The best way to learn how to prune roses is to first watch someone else. And Mark Chamblee, owner of Chamblee’s Rose Nursery, will demonstrate how to prune at the first of seven East Texas Garden Lecture Series events on Feb. 22, at his nursery on U.S. Highway 69 North between North Loop 323 and Interstate 20. He will also discuss how to successfully grow roses using Earth-Kind techniques, including preparing the soil, watering, fertilizing and caring for your roses.

Chamblee is especially excited about, and will discuss, the newest roses coming out of breeding programs including the German-bred Kordes roses, with high levels of disease resistance that fit well into any type of landscape. This morning program, which begins with registration at 8:30 a.m. and starts at 9 a.m., will end with a tour of his nursery, and an opportunity to ask your rose questions.

Cost of the program is $15. However, for $45, you can attend all seven of the monthly lectures. The other lectures include: March 22, “Right Plant/Right Place” and “Ask the Designer”; April 12, “A Warm Welcome — Landscape Tips for Curb Appeal”; May 17, “Saving Water with a Drip (Drip Irrigation Basics and Applications)”; Sept. 13, “Enjoy Your Home Landscape — Make Your Yard Fit Your Life”; Oct. 25, “Forgotten and Underutilized Plants for East Texas”; and Nov. 15, “Japanese Maples and Other Adapted Trees for Every Landscape.”

A flyer with more details on each lecture is online at the website. Look under Programs.
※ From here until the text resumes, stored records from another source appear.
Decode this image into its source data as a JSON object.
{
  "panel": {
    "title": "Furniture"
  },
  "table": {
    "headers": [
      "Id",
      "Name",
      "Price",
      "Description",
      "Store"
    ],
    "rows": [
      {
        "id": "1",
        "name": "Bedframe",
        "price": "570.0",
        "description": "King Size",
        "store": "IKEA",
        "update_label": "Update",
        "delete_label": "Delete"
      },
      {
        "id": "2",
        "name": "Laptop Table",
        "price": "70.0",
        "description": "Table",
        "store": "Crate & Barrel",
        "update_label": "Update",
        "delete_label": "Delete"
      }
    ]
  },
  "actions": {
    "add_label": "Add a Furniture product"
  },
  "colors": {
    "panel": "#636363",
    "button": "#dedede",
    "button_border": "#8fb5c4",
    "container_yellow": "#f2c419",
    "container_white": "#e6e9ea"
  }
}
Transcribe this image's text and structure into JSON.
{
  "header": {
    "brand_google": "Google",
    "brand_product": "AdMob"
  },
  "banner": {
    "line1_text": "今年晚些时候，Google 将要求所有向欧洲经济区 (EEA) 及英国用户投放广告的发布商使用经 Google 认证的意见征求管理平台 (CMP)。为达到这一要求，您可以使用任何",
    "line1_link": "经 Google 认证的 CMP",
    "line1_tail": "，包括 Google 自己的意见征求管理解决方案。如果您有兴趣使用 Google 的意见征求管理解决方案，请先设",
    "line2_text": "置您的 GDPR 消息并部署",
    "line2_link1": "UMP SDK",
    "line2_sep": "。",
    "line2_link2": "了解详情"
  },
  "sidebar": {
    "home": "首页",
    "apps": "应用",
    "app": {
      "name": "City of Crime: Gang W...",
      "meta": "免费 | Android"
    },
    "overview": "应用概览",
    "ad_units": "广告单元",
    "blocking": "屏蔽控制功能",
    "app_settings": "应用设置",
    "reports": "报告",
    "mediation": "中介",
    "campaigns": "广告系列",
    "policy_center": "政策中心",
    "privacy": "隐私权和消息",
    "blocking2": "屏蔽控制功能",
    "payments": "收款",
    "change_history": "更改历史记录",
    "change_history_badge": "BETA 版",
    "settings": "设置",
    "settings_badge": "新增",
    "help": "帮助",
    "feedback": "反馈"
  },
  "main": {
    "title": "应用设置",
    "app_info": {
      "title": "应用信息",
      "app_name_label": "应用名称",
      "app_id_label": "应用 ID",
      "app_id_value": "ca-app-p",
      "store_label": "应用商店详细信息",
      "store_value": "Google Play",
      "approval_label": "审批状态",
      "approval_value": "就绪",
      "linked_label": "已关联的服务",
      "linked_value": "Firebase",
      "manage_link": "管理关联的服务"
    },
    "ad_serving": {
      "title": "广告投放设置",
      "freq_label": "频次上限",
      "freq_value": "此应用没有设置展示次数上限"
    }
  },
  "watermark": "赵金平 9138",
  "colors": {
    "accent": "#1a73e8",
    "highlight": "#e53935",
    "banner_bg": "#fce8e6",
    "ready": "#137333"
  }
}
Weed control: As the ground warms at this time of year, warm-season weeds will begin to germinate. So this is the time of year to consider whether to apply a pre-emergent herbicide (otherwise called a weed preventer). Be aware that these products will not control perennial weeds that come back from dormant roots, but only germinating seeds. Also be aware that many of the products used for this purpose are absorbed through the shoots and roots. That means they will also slow down the rooting of the desired turfgrass that are treated.

So, if the your lawn is thin due to problems last year, then while these products will prevent germination of the small seeded annuals, they will also slow the growth of the turf this spring, putting it under further stress. If your turf is otherwise healthy and dense, then you may not even need a weed preventer, as a thick turfgrass will suppress a lot of weed development.